Some women are also so uncomfortable with the masseuse, those women who work in the massage parlours. Of course we have heard those stories of some places where the masseuse also offers ‘ebigenderako’ or extra customer care services but this is about the sheer discomfort of knowing that some warm-blooded woman is touching her gold, with no guarantee that some chemical reaction will not be triggered.

And so back to my taxi. What I saw, looking out of my window, was not funny. It had to do with Sandra! She was in my cohort when we were growing up but somehow, she refused to realise that she offset certain reactions inside me when she talked, walked or smiled. I kind of came to accept that she would never take responsibility for her destabilising effect on my calm body and mind.

And it was strange.
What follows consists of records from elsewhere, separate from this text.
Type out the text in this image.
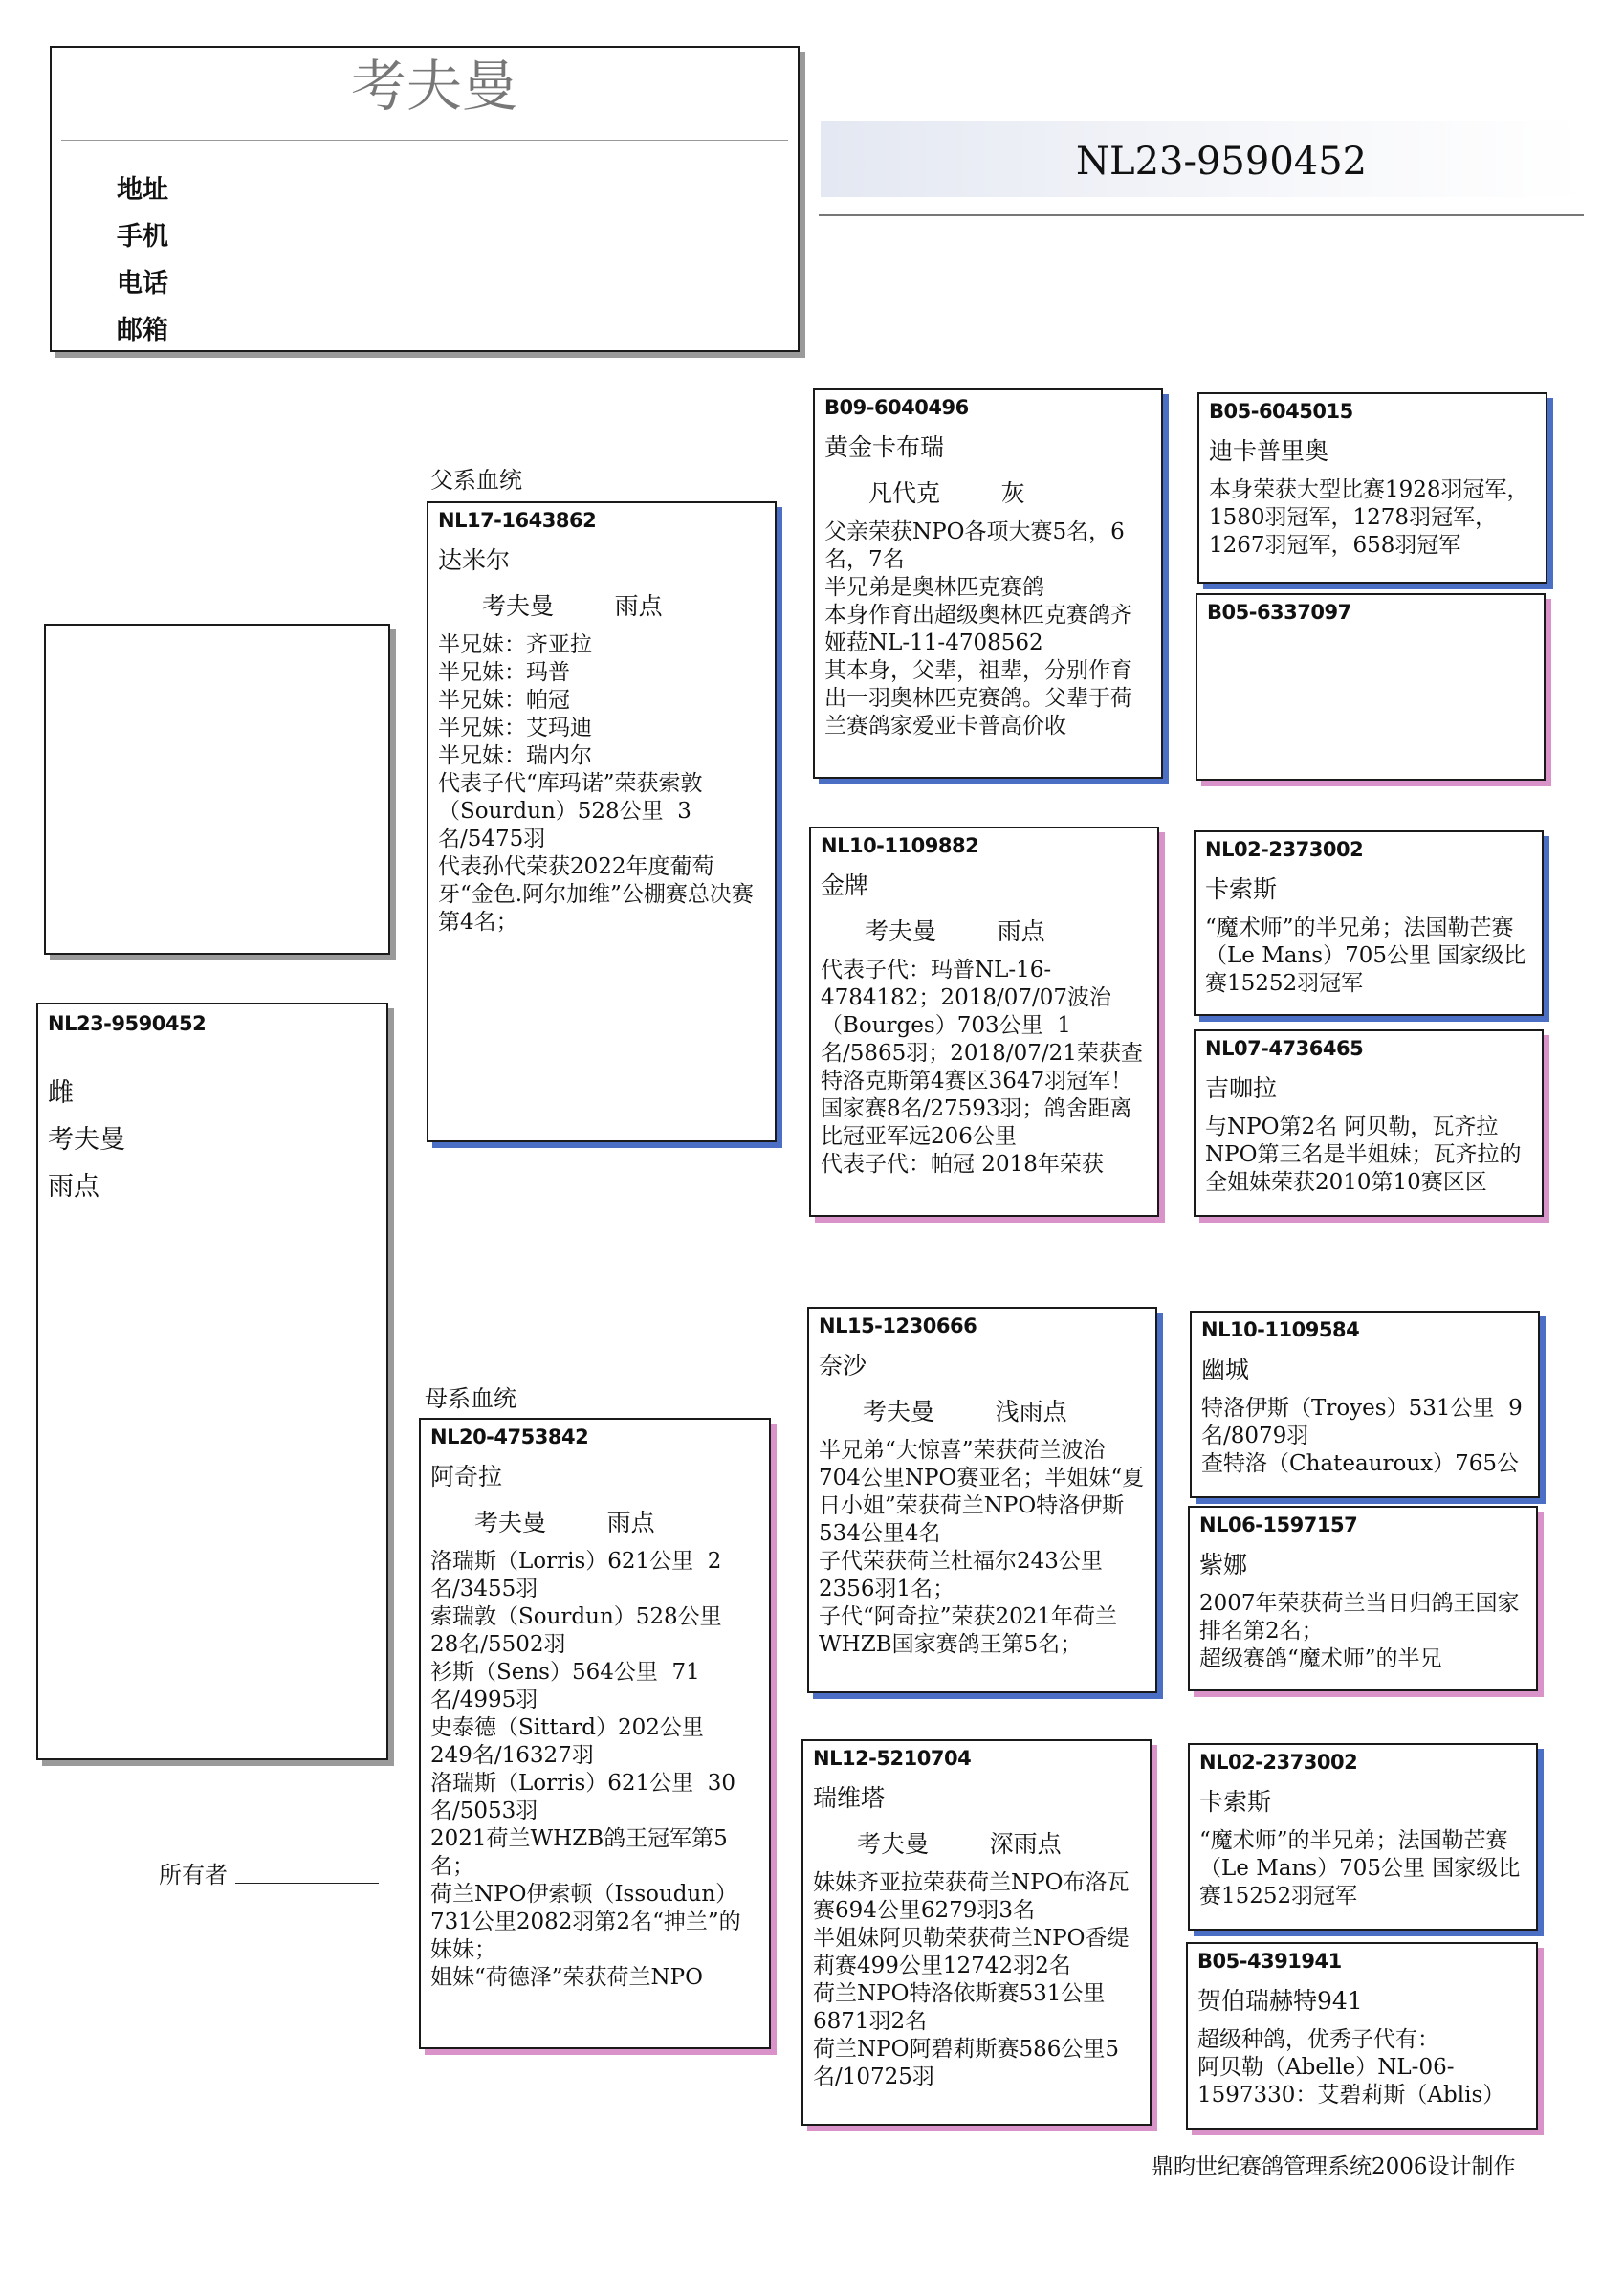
考夫曼
地址
手机
电话
邮箱
NL23-9590452
NL23-9590452
雌
考夫曼
雨点
所有者
父系血统
母系血统
NL17-1643862
达米尔
考夫曼        雨点
半兄妹：齐亚拉
半兄妹：玛普
半兄妹：帕冠
半兄妹：艾玛迪
半兄妹：瑞内尔
代表子代“库玛诺”荣获索敦（Sourdun）528公里  3名/5475羽
代表孙代荣获2022年度葡萄牙“金色.阿尔加维”公棚赛总决赛第4名；
NL20-4753842
阿奇拉
考夫曼        雨点
洛瑞斯（Lorris）621公里  2名/3455羽
索瑞敦（Sourdun）528公里  28名/5502羽
衫斯（Sens）564公里  71名/4995羽
史泰德（Sittard）202公里  249名/16327羽
洛瑞斯（Lorris）621公里  30名/5053羽
2021荷兰WHZB鸽王冠军第5名；
荷兰NPO伊索顿（Issoudun）731公里2082羽第2名“抻兰”的妹妹；
姐妹“荷德泽”荣获荷兰NPO
B09-6040496
黄金卡布瑞
凡代克        灰
父亲荣获NPO各项大赛5名，6名，7名
半兄弟是奥林匹克赛鸽
本身作育出超级奥林匹克赛鸽齐娅菈NL-11-4708562
其本身，父辈，祖辈，分别作育出一羽奥林匹克赛鸽。父辈于荷兰赛鸽家爱亚卡普高价收
NL10-1109882
金牌
考夫曼        雨点
代表子代：玛普NL-16-4784182；2018/07/07波治（Bourges）703公里  1名/5865羽；2018/07/21荣获查特洛克斯第4赛区3647羽冠军！国家赛8名/27593羽；鸽舍距离比冠亚军远206公里
代表子代：帕冠 2018年荣获
NL15-1230666
奈沙
考夫曼        浅雨点
半兄弟“大惊喜”荣获荷兰波治704公里NPO赛亚名；半姐妹“夏日小姐”荣获荷兰NPO特洛伊斯534公里4名
子代荣获荷兰杜福尔243公里2356羽1名；
子代“阿奇拉”荣获2021年荷兰WHZB国家赛鸽王第5名；
NL12-5210704
瑞维塔
考夫曼        深雨点
妹妹齐亚拉荣获荷兰NPO布洛瓦赛694公里6279羽3名
半姐妹阿贝勒荣获荷兰NPO香缇莉赛499公里12742羽2名
荷兰NPO特洛依斯赛531公里6871羽2名
荷兰NPO阿碧莉斯赛586公里5名/10725羽
B05-6045015
迪卡普里奥
本身荣获大型比赛1928羽冠军，1580羽冠军，1278羽冠军，1267羽冠军，658羽冠军
B05-6337097
NL02-2373002
卡索斯
“魔术师”的半兄弟；法国勒芒赛（Le Mans）705公里 国家级比赛15252羽冠军
NL07-4736465
吉咖拉
与NPO第2名 阿贝勒，瓦齐拉NPO第三名是半姐妹；瓦齐拉的全姐妹荣获2010第10赛区区
NL10-1109584
幽城
特洛伊斯（Troyes）531公里  9名/8079羽
查特洛（Chateauroux）765公
NL06-1597157
紫娜
2007年荣获荷兰当日归鸽王国家排名第2名；
超级赛鸽“魔术师”的半兄
NL02-2373002
卡索斯
“魔术师”的半兄弟；法国勒芒赛（Le Mans）705公里 国家级比赛15252羽冠军
B05-4391941
贺伯瑞赫特941
超级种鸽，优秀子代有：
阿贝勒（Abelle）NL-06-1597330：艾碧莉斯（Ablis）
鼎昀世纪赛鸽管理系统2006设计制作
For some reason she would refuse to shake my hands – but she shook other people’s hands. And there was no hostility – only cordiality.

She would smile as she exclaimed: “For you, no handshake!” That’s why Jimmy, my bosom friend, often joked that Sandra felt about me exactly what I felt for her, only that she was fighting herself. I imagined that my handshake had potential to offset opposite reactions the other end.

Anyway, on this rainy Monday, here was Sandra at the back of the boda boda. Knowing her fright for heights, I was not surprised that she was seated ‘man-like’. She was literally hugging the boda boda man so tight I felt bad.

What was more, she and the rider seemed engaged in some humorous conversation, as she was laughing as she said something. This raised so many questions in my mind: Why does she have to hold onto him like that? What is he telling her? What is making her laugh? But, well, I had no answers. Just anguish towards the boda boda man.

So, next time you hear someone deriding these service providers, think about the aantages they bring to our lives – but also the aantages they enjoy by virtue of being who they are.

Have you noticed that they do not get stopped by traffic jams, traffic lights or traffic cops? They just zoom past and deliver you wherever you are headed.

Or just think about this kawunyemu thing (traffic police’s breathalyser swoops). I recently left Ange Noir and, as I approached Lugogo, Jimmy warned that the cops were at work at Nakawa. I just parked my car at the fuel station, gave the guard Shs 5,000 because ‘I was seeing someone across the road’.

I jumped on a boda boda and got home. The kawunyemu cops did not stop us. Fortunately it was not the same boda boda fellow who I had seen riding Sandra otherwise, I would have asked him a few questions.